As a New Professional, the idea of leadership can be very daunting. I never thought that I could be a leader, leaders look like managers, professionals in librarianship that we all look to for motivation, inspiration.
However, you can be bold and brave in developing leadership as a skill, even if you are not in a leadership position, or seeking job opportunities, even as a recent graduate.
My journey of learning Leadership began with a mentor/mentee relationship, and to understand leadership a mentorship program or agreement is a great place to begin.
When you begin a mentorship relationship it is very rewarding. Someone to tell you, you are on the right path, especially when things are not going to plan and you feel you have made some wrong decisions.

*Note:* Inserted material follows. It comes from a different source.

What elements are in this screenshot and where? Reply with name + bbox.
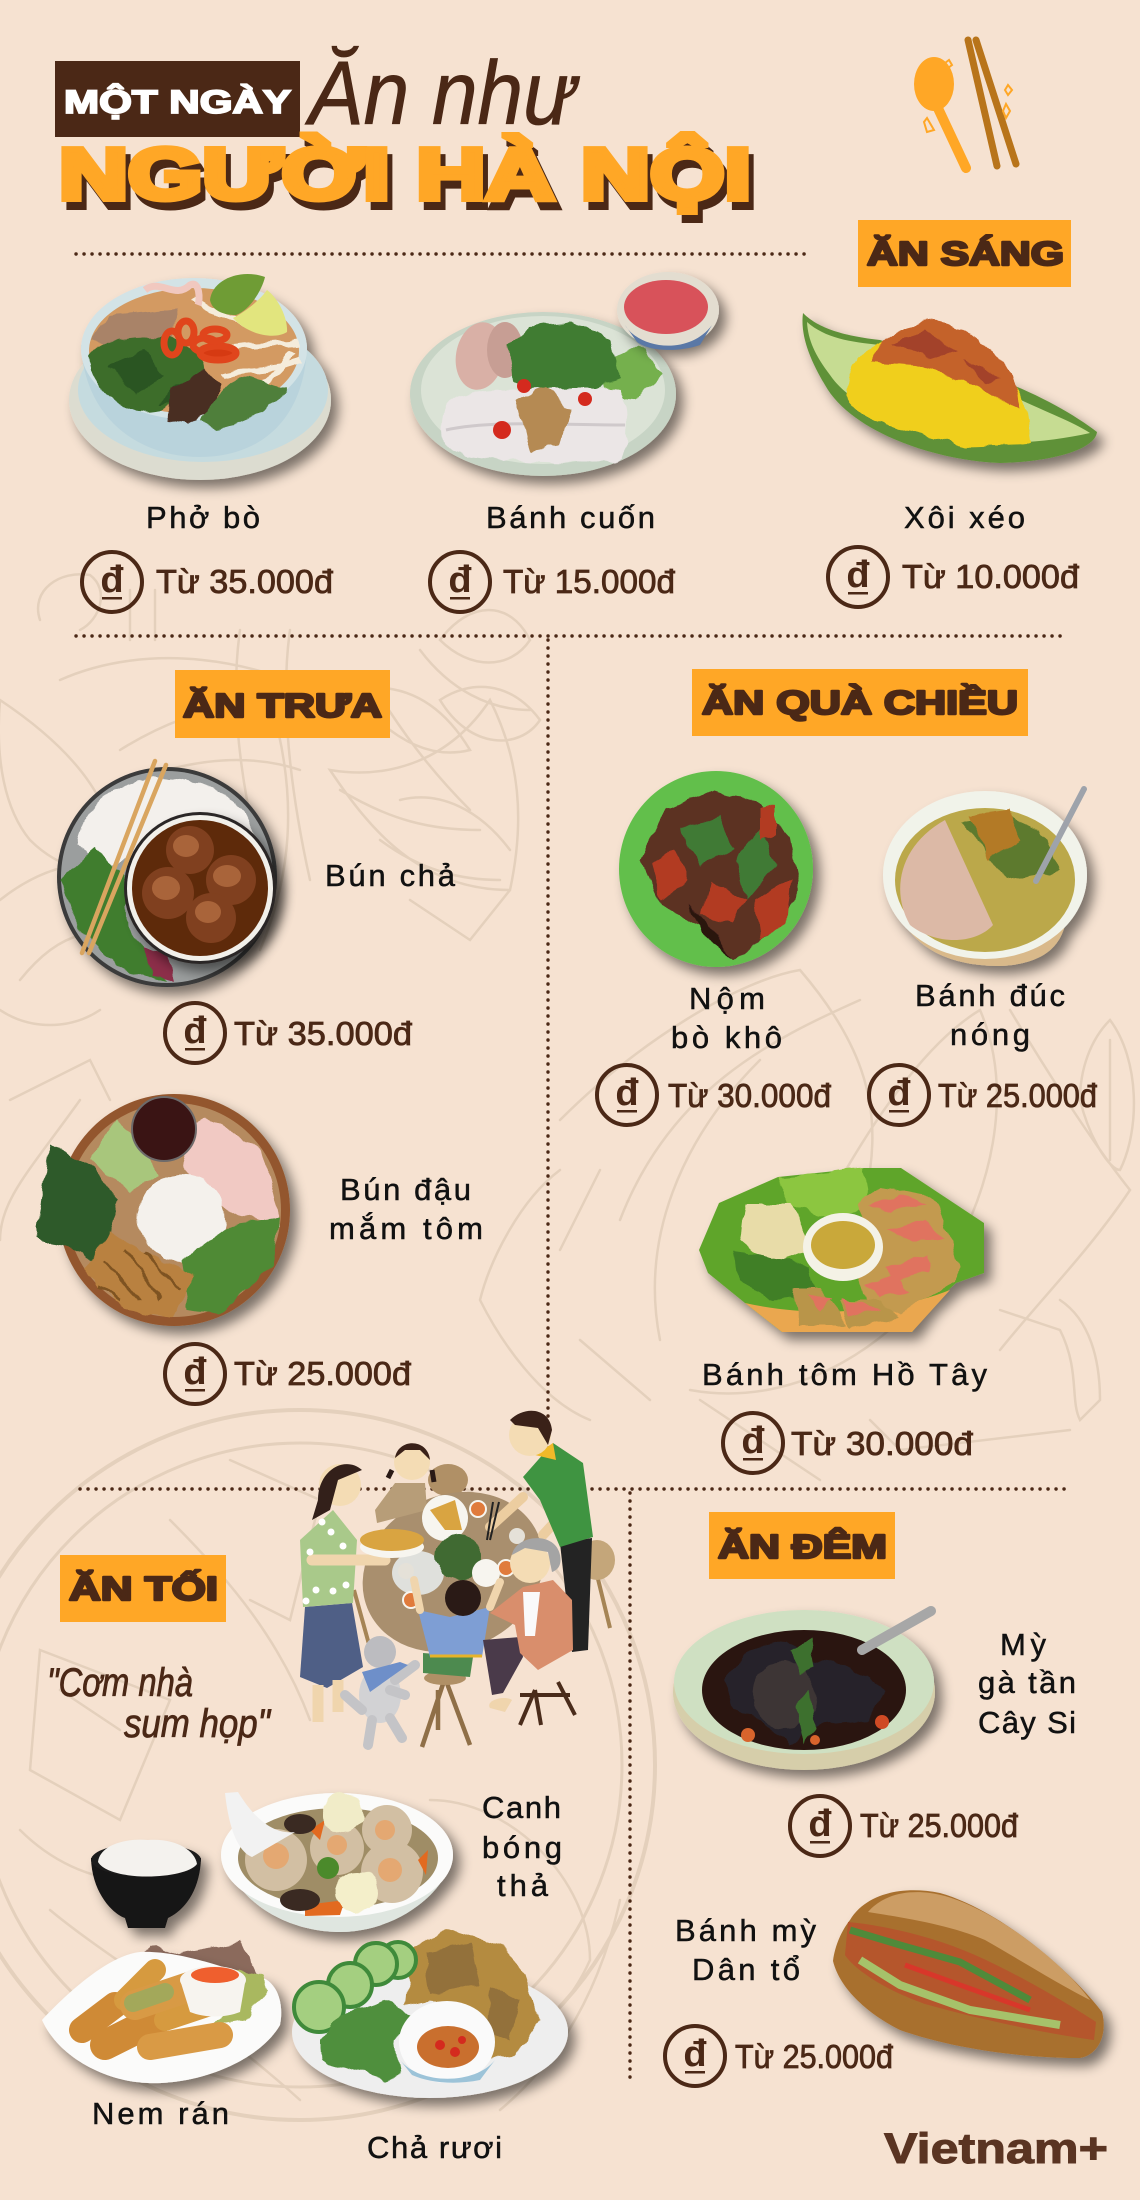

It is very reassuring knowing someone has your back and is there to help you through the tough times. You need to trust in the direction they are bringing you, and through this, you will create a belief in your ability and therefore be strong in your ability to lead one day.
In developing my own leadership skills, I promise to push myself to be great, there is no room for mediocre in my book, because what I see in the many people before me in this profession, are great, brilliant and brave people.
I was very lucky to be a sponsored member of the Leadership and Management Division within SLA, and from there I was nudged by my mentor to apply for their Career Advancement Award. I was even more lucky to win the award this year, this achievement on winning an award, and knowing your work is insightful and can create change for others in your profession is what drives me to learn about leadership. These opportunities can only have a positive influence on your professional career.
As a new professional learning leadership skills can give you encouragement and confidence when applying for new roles, participating in team meetings, or delivering presentations to management and staff. These skills build your professional profile and develop your career through your continuing professional activities.
You learn to create a realistic action plan for your future, what topics you are interested, awards you wish to apply for and committees you hope to be a part of.
Leadership within librarianship is for everyone no matter your rank or title, the more we learn and develop or leadership skills the better we can advocate for our libraries everywhere.